Imaginary Wars, statement

(work in progress)

As a child I loved guns. I invented storylines and recited narratives from TV and films. I constructed detailed wars with imaginary foes lurking around the corners. The world was a playground for warfare. Weapons could always be found with any available object or body part. Fantastical characters could be fought through a narrative borne of the imagination. These narratives were remixes of the mood and culture surrounding me.

In Imaginary Wars, the images are constructed stories that work to blend a documentary Neorealist quality with the scripted actions of the cinematographic. This blending creates a photographic truth that is both a memory and a performance for the camera. The actors and the landscapes share a resemblance to the characters and landscapes of my early childhood in New York City. In these images, my memories are ensconced into an apocalyptic world where trash infests the streets, weeds choke vacant lots, and resources are scarce. The future is unknown.
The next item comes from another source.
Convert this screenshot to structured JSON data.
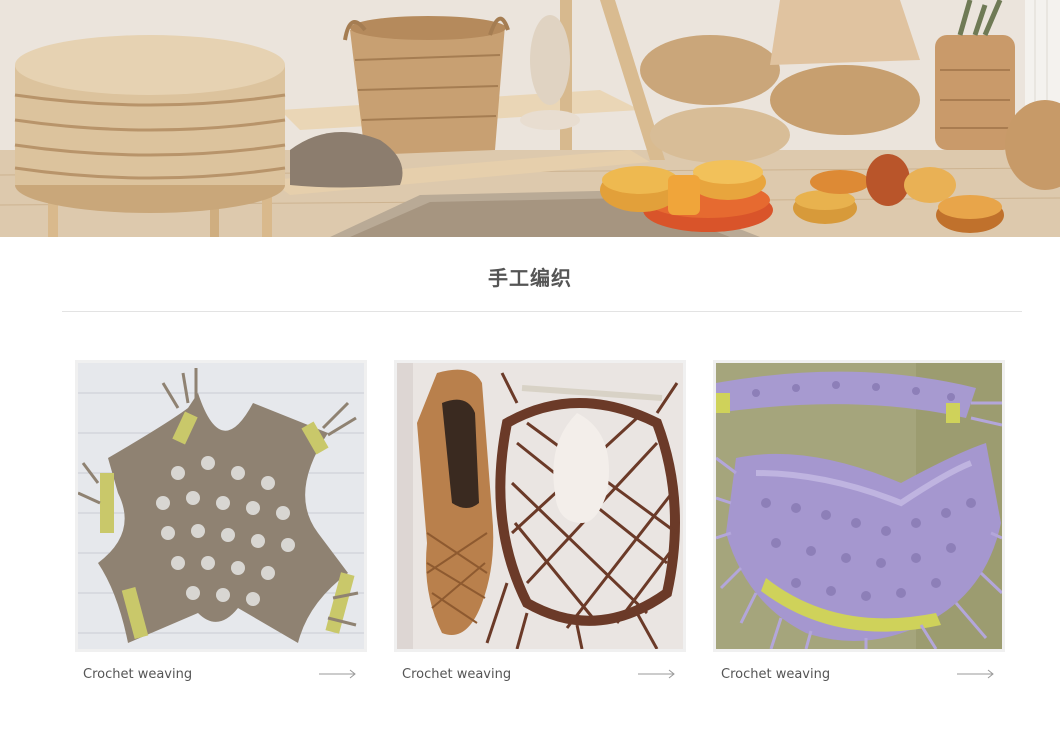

The settings include wide landscapes that dwarf the child actors within each image. Children appear small in this big world, swallowed by the larger landscape of adults. They play games in which they imagine themselves in adult roles that they may not fully grasp. Their smallness contrasts with the expanse of the landscape.

The contemporary narrative revolves around a common experience. My childhood memories are not unique, but when elaborated, this personal viewpoint becomes visually charged through the process of staging and dramatization. Especially given the recent events in Ferguson, Cleveland and New York, we as a culture need to open up a wider dialogue on our relationship to guns and violence.